Oracle DB: Differences Between JOIN Joinings LEFT JOIN and LEFT OUTER JOIN

The difference between LEFT JOIN and LEFT OUTER JOIN remains unclear for many. And there are also many for whom the word outer is not far from optional.

Here is the problem. Knowing that in Oracle, a left join (LEFT JOIN) by default constitutes an outer join (OUTER JOIN) the use of the terms INNER (internal) and OUTER (external) appears strange. Indeed, it should be obvious that INNER associates itself only with JOIN or FULL JOIN (which logically is the same thing if internal) to provide all the correspondences present in two tables. And that OUTER associates with LEFT, RIGHT and FULL.
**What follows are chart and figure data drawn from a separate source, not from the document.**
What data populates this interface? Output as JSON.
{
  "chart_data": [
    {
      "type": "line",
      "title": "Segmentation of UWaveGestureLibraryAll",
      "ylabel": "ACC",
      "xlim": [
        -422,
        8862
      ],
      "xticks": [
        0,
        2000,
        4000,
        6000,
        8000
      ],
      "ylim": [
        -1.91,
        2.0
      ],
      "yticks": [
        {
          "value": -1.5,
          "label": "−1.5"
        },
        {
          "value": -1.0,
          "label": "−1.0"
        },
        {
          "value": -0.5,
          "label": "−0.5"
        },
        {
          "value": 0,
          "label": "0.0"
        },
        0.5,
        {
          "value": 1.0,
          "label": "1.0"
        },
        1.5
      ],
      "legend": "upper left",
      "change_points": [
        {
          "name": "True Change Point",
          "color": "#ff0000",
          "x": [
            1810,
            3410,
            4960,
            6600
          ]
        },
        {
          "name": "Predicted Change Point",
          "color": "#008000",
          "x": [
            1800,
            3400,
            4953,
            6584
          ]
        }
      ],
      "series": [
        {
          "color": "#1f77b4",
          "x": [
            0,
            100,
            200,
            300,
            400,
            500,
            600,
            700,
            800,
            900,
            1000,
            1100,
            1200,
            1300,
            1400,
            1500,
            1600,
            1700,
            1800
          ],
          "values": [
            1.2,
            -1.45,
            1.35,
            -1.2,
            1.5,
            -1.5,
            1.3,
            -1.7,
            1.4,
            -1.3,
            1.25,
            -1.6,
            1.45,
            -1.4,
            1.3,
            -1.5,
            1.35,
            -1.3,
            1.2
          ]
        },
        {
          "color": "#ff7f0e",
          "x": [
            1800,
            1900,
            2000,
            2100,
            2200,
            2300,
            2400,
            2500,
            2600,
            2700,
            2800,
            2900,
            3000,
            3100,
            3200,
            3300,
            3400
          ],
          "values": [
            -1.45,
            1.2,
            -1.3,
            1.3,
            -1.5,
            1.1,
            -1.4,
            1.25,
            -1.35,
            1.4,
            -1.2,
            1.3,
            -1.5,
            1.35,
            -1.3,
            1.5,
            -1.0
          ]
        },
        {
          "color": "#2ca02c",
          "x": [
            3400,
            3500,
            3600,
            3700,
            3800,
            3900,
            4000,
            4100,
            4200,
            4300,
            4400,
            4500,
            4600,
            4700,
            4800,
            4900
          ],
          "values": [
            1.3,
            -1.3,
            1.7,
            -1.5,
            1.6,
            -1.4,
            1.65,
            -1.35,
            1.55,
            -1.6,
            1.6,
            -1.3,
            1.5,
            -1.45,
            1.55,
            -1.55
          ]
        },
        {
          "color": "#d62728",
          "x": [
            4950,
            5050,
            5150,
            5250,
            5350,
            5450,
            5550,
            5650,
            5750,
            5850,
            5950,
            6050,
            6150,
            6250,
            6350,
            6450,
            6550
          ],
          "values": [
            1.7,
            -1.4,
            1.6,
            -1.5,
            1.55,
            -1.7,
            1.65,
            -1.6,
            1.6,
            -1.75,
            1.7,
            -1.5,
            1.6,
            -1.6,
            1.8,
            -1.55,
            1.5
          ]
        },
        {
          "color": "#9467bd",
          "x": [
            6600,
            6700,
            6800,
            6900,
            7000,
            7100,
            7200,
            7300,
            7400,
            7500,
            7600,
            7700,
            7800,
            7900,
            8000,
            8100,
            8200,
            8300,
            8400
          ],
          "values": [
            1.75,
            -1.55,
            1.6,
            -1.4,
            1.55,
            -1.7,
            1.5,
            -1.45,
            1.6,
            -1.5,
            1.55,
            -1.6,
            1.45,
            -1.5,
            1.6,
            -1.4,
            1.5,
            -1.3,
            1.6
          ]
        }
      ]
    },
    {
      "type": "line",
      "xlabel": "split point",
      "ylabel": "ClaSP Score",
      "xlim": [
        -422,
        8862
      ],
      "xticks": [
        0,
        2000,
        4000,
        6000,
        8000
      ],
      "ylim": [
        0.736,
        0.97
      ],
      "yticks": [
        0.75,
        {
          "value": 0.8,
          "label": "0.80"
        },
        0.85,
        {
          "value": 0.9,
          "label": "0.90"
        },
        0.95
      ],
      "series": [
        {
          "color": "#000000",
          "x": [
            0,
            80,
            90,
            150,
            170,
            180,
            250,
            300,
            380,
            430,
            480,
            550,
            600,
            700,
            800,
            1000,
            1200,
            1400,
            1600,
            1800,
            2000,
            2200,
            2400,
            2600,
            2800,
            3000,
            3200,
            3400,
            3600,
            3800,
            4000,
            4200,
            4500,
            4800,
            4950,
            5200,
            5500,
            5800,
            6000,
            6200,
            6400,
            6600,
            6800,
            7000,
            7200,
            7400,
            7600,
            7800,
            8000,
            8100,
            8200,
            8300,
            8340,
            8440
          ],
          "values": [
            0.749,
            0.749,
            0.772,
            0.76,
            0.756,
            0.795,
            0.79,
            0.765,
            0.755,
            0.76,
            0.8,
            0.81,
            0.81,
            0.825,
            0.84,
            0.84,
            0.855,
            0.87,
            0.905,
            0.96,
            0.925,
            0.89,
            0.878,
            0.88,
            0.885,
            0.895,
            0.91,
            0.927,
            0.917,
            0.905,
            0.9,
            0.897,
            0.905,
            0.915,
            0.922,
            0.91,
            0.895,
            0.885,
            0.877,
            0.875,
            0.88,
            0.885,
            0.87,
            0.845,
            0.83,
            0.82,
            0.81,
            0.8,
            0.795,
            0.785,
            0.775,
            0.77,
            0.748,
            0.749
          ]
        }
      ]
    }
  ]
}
In fact, the joins in the Oracle DBMS (and especially LEFT JOIN and LEFT OUTER JOIN) can be very confusing, even more for beginners.

Let’s define each of them to answer other recurring questions about them.

Oracle has three types of OUTER JOIN: LEFT, RIGHT and FULL.

A left outer join (LEFT OUTER JOIN) contains all records in the “left” table, even if it has no match in the “right” table specified in the join. A right outer join (RIGHT OUTER JOIN) contains all records in the “right” table, even if it has no match in the “left” table. A full outer join (FULL OUTER JOIN) contains all the records in the left and right tables.

An outer join (OUTER JOIN) extends the result of a single join by returning all rows that satisfy the join condition, but also some or all of the rows from a given table, for which no row from the other table does not satisfy the join condition.

The keyword OUTER (external) is optional. However, in reality, it should be mandatory. It is also recommended to always include it in the outer joins of Oracle (OUTER JOIN) to remember that it is indeed an outer join.

Remember also that the keywords LEFT, RIGHT and FULL are mandatory, just like JOIN. The LEFT, RIGHT, and FULL OUTER JOIN types are the only types of OUTER JOIN.

The INNER JOIN inner join command means that all result rows were produced by matching to a condition between the two tables. An outer join command, OUTER JOIN, displays result rows where there is sometimes no match, but rows in one or both tables are returned unmatched.